使用containerlab搭建cilium BGP環境解析

2022-09-21 06:01:15

使用 Containerlab + Kind 快速部署 Cilium BGP 環境一文中使用Containerlab和Cilium實現了模擬環境下的Cilium BGP網路。它使用Containerlab模擬外部BGP路由器,使用Cilium BGP的CiliumBGPPeeringPolicy與外部路由器建立BGP關係。

containerLab的簡單用法

containerLab支援很多節點型別設定,相對比較複雜。實際使用中只需要掌握基本的組網即可

安裝

網路佈線

如果沒有指定網路模式,則使用預設的bridge

container mode用於於其他容器共用網路名稱空間

my-node:
kind: linux
sidecar-node:
kind: linux
network-mode: container:my-node #my-node為另一個容器
startup-delay: 10 
name: srl02

topology:
  kinds:
    srl:
      type: ixrd3 #srlinux支援的型別,用於模擬硬體
      image: ghcr.io/nokia/srlinux #使用的容器映象
  nodes:
    srl1: #節點1資訊
      kind: srl
    srl2: #節點2資訊
      kind: srl

  links:
    - endpoints: ["srl1:e1-1", "srl2:e1-1"] #節點1和節點2的對等連線資訊

上述設定包含兩個SR Linux節點srl1srl2,它們通過以下兩種方式互通:

  1. 都通過介面mgmt連線到了預設的容器網橋clab(使用docker network ls檢視)
  2. 通過介面e1-1進行了點到點連線。

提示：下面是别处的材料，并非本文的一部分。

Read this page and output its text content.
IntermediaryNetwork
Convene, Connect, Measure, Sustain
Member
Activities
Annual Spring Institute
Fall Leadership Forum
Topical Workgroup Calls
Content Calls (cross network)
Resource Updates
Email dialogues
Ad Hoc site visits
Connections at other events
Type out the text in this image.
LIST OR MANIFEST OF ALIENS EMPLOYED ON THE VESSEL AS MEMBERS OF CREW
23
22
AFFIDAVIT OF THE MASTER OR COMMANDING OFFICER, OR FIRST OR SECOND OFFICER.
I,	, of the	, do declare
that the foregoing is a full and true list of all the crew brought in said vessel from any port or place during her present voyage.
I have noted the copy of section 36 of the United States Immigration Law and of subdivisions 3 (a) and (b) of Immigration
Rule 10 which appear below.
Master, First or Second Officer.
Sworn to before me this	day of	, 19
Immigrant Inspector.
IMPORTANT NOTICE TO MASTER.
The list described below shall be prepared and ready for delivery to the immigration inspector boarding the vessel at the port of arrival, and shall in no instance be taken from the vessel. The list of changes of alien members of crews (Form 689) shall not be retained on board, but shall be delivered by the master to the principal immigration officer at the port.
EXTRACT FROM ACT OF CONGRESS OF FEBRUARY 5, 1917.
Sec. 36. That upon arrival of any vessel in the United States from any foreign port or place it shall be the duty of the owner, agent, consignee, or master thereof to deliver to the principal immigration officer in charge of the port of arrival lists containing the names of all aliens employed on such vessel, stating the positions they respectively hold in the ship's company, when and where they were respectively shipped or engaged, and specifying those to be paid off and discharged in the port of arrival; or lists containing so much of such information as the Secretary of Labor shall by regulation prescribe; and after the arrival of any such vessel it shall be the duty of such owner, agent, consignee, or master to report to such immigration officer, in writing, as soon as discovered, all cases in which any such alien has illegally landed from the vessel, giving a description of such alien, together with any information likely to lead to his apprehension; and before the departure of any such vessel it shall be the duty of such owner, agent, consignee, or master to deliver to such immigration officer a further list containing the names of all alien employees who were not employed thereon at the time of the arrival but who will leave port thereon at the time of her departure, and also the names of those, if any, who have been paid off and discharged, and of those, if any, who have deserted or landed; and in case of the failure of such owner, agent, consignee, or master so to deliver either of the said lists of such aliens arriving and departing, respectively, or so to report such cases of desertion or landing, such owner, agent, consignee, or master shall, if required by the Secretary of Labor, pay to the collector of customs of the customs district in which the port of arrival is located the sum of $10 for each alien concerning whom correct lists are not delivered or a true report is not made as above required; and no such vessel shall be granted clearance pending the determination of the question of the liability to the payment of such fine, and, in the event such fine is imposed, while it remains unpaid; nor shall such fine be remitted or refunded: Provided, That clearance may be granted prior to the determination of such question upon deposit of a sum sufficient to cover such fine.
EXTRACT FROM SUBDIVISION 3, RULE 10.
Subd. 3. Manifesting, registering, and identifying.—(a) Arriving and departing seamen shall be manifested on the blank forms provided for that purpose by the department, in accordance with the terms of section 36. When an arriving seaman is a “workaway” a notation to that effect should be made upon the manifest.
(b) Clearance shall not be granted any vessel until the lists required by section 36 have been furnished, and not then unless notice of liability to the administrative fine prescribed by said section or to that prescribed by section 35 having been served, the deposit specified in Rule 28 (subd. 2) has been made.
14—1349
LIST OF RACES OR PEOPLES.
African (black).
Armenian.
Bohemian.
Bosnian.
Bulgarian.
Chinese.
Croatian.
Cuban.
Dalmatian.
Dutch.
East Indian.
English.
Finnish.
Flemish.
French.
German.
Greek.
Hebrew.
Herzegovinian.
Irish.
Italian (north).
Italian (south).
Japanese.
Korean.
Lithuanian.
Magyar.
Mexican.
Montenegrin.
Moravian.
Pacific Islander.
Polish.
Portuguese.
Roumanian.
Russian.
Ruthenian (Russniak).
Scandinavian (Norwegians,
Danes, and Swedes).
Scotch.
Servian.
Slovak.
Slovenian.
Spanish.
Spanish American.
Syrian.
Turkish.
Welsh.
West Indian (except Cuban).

點到點連線是通過一對veth實現的。enpoints描述了一對veth,因此陣列中有且只能有2個元素

執行如下命令部署網路:

# containerlab deploy -t srl02.clab.yml

生成的容器網路如下:

IPv4: subnet 172.20.20.0/24, gateway 172.20.20.1
IPv6: subnet 2001:172:20:20::/64, gateway 2001:172:20:20::1
image

設定管理網路

使用者自定義網路

一般情況下使用預設預設設定即可,但如果預設的網路於現有網路出現衝突,則可以手動指定網段:

mgmt:
  network: custom_mgmt                # management network name
  ipv4_subnet: 172.100.100.0/24       # ipv4 range
  ipv6_subnet: 2001:172:100:100::/80  # ipv6 range (optional)

topology:
# the rest of the file is omitted for brevity

可以手動給節點指定特定IP,相當於靜態IP,但此時需要給所有容器手動指定IP:

mgmt:
  network: fixedips #指定容器網路名稱(預設的容器網路名稱為clab)
  bridge: mybridge #指定網橋名稱(預設的網橋名稱為 br-<network-id>)
  ipv4_subnet: 172.100.100.0/24
  ipv6_subnet: 2001:172:100:100::/80

topology:
  nodes:
    n1:
      kind: srl
      mgmt_ipv4: 172.100.100.11       # set ipv4 address on management network
      mgmt_ipv6: 2001:172:100:100::11 # set ipv6 address on management network
檢視拓撲圖

執行如下命令可以檢視拓撲圖:

# containerlab graph -t srl02.clab.yml
image
重新設定網路

如果修改了組態檔可以使用如下命令重新設定網路:

# containerlab deploy -t srl02.clab.yml --reconfigure

例子

官方給出了很多設定組網的例子。組網中一般涉及兩種範例:VM和路由器,後者可以使用FRR元件模擬。

原文設定解析

Kubernetes設定

下面使用kind建立了一個kubernetes叢集,其中包含一個控制節點和3個工作節點,並分配和節點IP和pod網段。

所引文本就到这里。